Received 1 November 2001; received in revised form 25 January 2002; accepted 6 February 2002.

Abstract

: Patients undergoing prostate brachytherapy (PB) as monotherapy are often selected on the basis of favorable pretreatment factors. However, intermediate and high-risk prostate cancer patients are commonly offered PB as monotherapy without the addition of external beam radiotherapy (EBRT) or hormonal therapy. This series reports the outcome of patients undergoing PB as monotherapy who were stratified into low, intermediate, and high-risk groups with extended follow-up.

: A total of 102 patients with linically localized prostate cancer underwent PB alone as monotherapy. EBRT or hormonal therapy was not part of their initial treatment. Prostate-specific antigen (PSA) relapse-free survival (PRFS) was determined in accordance with the American Society for Therapeutic Radiology and Oncology consensus statement. Patients were stratified as at favorable risk (Stage T1-2a, pretreatment PSA ≤10.0 ng/mL, and Gleason score ≤6), intermediate risk (one prognostic indicator with a higher value), or unfavorable risk (≥2 indicators with higher values). The median follow-up period for patients in this series was 7 years (range 2.1–9.7). The median age at treatment was 71 years (range 54–80), and the median prescribed dose of ¹²⁵I was 145 Gy.

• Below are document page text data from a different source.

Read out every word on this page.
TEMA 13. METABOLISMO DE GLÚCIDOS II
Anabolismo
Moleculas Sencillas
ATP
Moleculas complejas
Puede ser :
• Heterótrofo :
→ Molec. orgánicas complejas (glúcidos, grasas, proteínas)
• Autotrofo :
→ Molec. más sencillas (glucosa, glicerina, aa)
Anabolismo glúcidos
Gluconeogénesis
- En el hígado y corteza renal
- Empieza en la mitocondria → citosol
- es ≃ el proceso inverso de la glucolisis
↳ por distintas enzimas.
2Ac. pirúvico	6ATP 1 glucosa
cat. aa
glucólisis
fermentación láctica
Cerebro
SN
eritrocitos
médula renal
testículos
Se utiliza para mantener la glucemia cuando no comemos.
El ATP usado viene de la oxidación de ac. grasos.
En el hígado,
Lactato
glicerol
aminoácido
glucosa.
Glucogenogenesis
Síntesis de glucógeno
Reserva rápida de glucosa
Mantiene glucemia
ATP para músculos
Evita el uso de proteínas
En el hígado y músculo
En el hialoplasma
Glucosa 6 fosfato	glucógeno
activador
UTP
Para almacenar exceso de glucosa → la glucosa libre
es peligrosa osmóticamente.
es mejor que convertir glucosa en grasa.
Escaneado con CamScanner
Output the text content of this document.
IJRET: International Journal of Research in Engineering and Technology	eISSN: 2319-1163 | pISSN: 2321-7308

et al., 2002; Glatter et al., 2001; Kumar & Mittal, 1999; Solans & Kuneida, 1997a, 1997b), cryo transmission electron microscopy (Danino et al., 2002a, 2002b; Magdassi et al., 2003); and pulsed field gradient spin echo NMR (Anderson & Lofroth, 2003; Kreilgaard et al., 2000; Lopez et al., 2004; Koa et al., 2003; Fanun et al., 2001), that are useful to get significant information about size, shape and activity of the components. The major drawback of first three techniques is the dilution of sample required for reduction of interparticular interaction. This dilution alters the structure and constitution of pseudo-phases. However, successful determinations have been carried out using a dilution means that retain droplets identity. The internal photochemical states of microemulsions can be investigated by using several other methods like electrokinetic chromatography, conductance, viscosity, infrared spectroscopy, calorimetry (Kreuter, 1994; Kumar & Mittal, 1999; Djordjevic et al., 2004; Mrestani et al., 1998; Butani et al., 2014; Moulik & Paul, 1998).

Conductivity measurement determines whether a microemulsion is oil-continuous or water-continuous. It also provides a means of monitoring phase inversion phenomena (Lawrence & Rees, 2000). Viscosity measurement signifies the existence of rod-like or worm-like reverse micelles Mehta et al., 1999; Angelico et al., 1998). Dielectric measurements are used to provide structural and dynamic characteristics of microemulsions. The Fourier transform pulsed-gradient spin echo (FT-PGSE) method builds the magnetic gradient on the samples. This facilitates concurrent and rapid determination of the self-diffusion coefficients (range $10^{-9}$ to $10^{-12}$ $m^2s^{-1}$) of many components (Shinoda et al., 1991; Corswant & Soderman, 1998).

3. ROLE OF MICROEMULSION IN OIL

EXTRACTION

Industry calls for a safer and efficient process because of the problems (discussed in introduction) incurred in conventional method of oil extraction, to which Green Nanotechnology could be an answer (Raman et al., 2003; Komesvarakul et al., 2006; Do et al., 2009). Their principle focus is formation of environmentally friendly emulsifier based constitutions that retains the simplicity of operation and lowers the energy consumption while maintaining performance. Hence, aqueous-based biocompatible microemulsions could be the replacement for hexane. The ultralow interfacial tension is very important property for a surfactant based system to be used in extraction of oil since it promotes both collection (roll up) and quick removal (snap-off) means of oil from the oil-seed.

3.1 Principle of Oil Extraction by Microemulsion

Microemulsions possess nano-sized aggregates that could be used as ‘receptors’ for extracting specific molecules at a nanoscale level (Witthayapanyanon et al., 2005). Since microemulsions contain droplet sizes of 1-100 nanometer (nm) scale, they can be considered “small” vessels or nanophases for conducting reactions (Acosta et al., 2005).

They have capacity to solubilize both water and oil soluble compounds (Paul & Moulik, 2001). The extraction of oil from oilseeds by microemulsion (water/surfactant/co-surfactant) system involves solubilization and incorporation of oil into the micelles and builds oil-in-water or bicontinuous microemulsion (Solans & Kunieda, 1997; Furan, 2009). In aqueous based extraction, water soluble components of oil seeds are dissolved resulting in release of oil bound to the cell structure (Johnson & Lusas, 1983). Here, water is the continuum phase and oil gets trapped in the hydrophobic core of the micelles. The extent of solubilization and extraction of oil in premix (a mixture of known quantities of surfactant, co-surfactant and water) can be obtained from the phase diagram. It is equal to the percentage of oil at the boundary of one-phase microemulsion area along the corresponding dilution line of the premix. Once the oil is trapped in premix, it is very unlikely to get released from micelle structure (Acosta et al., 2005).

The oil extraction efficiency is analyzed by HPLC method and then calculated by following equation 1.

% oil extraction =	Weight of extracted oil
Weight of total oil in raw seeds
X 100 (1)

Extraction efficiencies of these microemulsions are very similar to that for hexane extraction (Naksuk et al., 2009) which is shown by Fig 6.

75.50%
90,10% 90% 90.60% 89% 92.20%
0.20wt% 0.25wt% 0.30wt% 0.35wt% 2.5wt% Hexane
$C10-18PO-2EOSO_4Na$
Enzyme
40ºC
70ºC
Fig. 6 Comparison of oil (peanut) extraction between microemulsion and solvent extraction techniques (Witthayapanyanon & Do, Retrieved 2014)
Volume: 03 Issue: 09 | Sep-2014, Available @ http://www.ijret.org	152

: Forty patients experienced a biochemical relapse at a median of 1.9 years (range 0.4–4.2). The 5-year actuarial PRFS rate for patients with favorable, intermediate, and unfavorable risk was 85%, 63%, and 24%, respectively (p <0.0001). All but 1 patient had the relapse within the first 5 years of treatment. When stratifying patients on the basis of their pretreatment PSA level, the 5-year PRFS rate for men with a PSA ≤10 ng/mL vs. >10 ng/mL was 78% vs. 35%, respectively (p = 0.0005). Furthermore, the 5-year PRFS rate for men with a Gleason score of ≤6 vs. ≥7 was 74% vs. 33%, respectively (p = 0.0001). No difference was found between Stage T1-T2a and Stage T2b or higher (64% vs. 54%, respectively; p = 0.353).

: On the basis of risk stratification, PB as monotherapy produces comparable PRFS to EBRT and surgery at 7 years of follow-up. PB as monotherapy is particularly ineffective in patients with unfavorable risk factors, and additional therapy is warranted.